Quando meus olhos se abrem, fico liso de costas. O solo se agarra à minha pele e o sol está batendo tão ferozmente que afoga todo o pensamento. Estou em algum tipo de campo com uma casa à distância, e uma mulher se inclina sobre mim. Será que já a conheci em algum lugar? Parece que sim, mas não consigo colocá-la em nenhum lugar.

"Quinn!", ela chora. "Oh, graças a Deus. Você está bem?"

A luz é demais. Aquele tambor na minha cabeça se transforma em um gongo. Preciso que pare, então eu aperto meus olhos. O cheiro de grama ressequida me assalta.

"Por que estou aqui?" Eu sussurro. As palavras são arrastadas, a voz mal é a minha. Deus, minha cabeça dói.

"Você caiu", diz ela, "Estamos na pousada. Para o seu casamento, lembra-se?"

A mulher está me suplicando como se eu fosse uma criança na cúspide de uma birra, mas nada do que ela diz faz sentido. Eu já sou casado. E desde quando Londres ficou tão quente? Nunca é assim aqui.
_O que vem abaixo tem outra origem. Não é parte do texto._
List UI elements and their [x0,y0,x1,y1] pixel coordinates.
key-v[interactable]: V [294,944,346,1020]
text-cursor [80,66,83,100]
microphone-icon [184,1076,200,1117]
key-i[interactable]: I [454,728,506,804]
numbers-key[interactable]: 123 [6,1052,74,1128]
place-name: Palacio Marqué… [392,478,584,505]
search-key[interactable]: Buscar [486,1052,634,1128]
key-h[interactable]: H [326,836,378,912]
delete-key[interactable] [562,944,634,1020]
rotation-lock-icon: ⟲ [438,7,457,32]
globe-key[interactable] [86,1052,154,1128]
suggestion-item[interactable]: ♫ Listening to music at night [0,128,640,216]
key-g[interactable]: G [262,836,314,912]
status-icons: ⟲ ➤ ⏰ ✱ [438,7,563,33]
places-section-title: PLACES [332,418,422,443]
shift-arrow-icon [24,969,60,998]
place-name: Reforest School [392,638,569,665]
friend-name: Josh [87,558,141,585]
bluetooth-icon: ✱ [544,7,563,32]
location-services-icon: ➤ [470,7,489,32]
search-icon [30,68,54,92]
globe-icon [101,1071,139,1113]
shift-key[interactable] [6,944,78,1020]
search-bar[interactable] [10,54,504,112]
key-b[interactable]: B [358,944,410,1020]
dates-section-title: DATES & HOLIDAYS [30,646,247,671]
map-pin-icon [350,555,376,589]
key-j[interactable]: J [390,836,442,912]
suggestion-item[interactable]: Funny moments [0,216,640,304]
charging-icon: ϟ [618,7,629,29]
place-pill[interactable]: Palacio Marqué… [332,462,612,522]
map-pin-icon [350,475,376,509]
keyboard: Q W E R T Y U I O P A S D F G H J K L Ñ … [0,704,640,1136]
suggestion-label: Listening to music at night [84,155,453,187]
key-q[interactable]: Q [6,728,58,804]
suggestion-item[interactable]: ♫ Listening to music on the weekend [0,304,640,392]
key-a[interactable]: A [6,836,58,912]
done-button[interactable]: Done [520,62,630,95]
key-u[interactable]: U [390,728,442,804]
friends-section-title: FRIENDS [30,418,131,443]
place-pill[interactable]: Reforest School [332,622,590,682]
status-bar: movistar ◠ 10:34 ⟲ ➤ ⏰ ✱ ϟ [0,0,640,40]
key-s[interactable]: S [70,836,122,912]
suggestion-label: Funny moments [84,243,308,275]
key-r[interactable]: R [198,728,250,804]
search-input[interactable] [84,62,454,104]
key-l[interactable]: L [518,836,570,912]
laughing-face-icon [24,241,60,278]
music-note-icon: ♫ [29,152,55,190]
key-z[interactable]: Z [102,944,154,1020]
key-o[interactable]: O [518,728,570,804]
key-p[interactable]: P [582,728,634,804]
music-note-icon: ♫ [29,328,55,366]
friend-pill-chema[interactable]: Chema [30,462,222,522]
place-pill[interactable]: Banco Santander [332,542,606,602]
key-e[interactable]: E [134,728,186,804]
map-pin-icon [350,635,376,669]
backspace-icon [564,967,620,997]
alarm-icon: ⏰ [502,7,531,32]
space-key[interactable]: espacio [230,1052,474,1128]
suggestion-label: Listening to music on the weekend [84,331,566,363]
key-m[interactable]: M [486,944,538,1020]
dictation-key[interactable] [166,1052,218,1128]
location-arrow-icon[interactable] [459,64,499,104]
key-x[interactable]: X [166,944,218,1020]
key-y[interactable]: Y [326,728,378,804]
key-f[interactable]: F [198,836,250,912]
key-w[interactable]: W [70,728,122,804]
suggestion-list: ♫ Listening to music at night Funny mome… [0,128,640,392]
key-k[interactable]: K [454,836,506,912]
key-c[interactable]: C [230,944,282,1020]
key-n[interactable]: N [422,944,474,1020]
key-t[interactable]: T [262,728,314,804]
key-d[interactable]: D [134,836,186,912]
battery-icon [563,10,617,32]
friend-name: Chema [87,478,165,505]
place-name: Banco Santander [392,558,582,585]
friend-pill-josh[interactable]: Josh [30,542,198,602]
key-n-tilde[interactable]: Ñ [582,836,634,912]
Um homem vem correndo em nossa direção. Sua construção é semelhante à do Nick - alto, musculoso - mas mesmo à distância, eu sei que ele não é o Nick, nem de perto. Meus olhos se fecham e, por um momento, sinto que estou com ele novamente - observando o sorriso que começa lentamente antes que ele se levante para um lado, capturando o fraco cheiro de cloro de seu banho matinal. Onde ele está? Ele estava bem ao meu lado há um segundo atrás.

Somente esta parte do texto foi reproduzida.